How is memory handled in Python's Lists?

Question

See the code below, as you see when a=[1,2] that is a homogeneous type the address of 1st and 2nd elements differed by 32 bits but in second case when a=[1,'a',3],there is no relation between address of 1st and 2nd element but there is relation between 1st and 3rd element that is address differs by 64 bits. So I want to know how is memory handled and how indexing takes place and how is it linked to being non hashable (that is mutable)

>>> a=[1,2]
>>> print(id(a[0]))
4318513456
>>> print(id(a[1]))
4318513488
>>> a=[1,'a',3]
>>> print(id(a[0]))
4318513456
>>> print(id(a[1]))
4319642992
>>> print(id(a[2]))
4318513520
>>>

Answer 1

In general, ids don't matter. Don't worry about ids. Don't look at ids. In fact, it's a CPython implementation detail that ids are memory addresses, because it's convenient. Another Python implementation might do something else.
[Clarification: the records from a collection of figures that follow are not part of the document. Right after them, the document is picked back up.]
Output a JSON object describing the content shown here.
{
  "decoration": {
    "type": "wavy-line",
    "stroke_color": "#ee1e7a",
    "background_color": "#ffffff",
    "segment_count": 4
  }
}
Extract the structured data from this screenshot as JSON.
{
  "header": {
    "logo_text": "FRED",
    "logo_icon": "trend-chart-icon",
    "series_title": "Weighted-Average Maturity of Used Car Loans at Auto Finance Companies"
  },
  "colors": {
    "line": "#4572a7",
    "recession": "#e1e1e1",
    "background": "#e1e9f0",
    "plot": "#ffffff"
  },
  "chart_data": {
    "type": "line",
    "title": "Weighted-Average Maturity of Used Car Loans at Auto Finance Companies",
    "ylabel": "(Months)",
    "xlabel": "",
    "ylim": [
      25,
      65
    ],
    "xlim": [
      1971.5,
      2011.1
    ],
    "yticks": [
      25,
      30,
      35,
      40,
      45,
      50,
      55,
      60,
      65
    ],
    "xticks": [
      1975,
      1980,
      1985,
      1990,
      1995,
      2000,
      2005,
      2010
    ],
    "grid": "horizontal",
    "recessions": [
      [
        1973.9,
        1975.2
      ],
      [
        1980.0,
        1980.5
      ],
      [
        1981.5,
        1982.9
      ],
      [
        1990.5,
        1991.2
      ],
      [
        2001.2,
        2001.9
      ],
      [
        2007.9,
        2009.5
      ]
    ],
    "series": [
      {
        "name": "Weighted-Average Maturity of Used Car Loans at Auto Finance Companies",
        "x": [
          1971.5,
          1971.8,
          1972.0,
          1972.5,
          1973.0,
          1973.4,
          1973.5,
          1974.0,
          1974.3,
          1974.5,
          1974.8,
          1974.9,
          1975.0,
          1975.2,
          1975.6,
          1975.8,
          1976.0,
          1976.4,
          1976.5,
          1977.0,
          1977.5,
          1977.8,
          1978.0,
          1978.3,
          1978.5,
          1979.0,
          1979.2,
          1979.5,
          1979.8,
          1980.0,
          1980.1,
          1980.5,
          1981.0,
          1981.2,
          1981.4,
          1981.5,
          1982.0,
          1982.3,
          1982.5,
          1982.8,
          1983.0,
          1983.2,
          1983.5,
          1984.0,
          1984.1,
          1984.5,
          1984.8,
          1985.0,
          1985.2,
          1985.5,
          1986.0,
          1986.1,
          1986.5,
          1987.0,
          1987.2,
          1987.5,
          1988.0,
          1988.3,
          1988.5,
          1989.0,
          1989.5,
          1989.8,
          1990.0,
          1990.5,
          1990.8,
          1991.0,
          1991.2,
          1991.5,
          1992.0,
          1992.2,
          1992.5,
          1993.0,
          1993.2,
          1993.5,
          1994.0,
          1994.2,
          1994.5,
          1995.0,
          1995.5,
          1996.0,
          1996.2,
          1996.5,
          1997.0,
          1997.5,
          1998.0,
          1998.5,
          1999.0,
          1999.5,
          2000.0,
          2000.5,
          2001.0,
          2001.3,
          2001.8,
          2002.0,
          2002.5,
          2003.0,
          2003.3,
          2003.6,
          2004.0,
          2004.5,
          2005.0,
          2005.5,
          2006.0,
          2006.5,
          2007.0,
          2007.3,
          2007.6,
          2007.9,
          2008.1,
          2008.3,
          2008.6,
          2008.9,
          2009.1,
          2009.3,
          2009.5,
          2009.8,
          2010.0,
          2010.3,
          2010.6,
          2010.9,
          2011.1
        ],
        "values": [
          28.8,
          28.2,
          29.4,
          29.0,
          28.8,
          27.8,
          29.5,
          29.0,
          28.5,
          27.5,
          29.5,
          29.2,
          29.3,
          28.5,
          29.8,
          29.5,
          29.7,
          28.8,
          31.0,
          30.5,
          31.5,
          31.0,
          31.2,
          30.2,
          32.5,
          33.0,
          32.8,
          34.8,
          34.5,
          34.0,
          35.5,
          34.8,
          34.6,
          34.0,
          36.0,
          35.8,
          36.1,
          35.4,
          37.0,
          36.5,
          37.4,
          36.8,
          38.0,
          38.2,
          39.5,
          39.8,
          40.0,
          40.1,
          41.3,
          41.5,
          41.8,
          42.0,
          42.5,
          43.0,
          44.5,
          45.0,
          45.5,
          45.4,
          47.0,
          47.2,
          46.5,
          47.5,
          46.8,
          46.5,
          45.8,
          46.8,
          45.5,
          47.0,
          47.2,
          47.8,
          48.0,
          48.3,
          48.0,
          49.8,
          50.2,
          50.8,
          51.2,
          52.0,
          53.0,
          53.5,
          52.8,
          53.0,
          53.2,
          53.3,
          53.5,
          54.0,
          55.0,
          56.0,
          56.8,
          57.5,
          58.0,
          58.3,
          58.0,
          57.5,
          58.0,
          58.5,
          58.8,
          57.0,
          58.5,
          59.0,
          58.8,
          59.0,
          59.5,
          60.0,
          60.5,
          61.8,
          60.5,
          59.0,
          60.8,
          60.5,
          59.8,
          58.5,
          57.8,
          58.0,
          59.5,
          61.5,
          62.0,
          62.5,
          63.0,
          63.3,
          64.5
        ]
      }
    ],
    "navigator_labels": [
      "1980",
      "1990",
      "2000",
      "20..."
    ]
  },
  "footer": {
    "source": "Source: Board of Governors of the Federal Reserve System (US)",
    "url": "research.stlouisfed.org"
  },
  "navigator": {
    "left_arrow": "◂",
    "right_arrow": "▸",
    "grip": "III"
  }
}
In any case, you're seeing CPython's small integer cache (see e.g. this question), where certain integer objects are preallocated as "singleton" objects since they're expected to be used often. However, that too is an implementation detail.

The string 'a', on the other hand, is not cached (it might have been interned if your code had been loaded from a .py file on disk), so it's allocated from somewhere else.

As for your question about indexing, CPython (again, another implementation might do things differently) lists are, under the hood, arrays of pointers to PyObjects, so it's just an O(1) operation.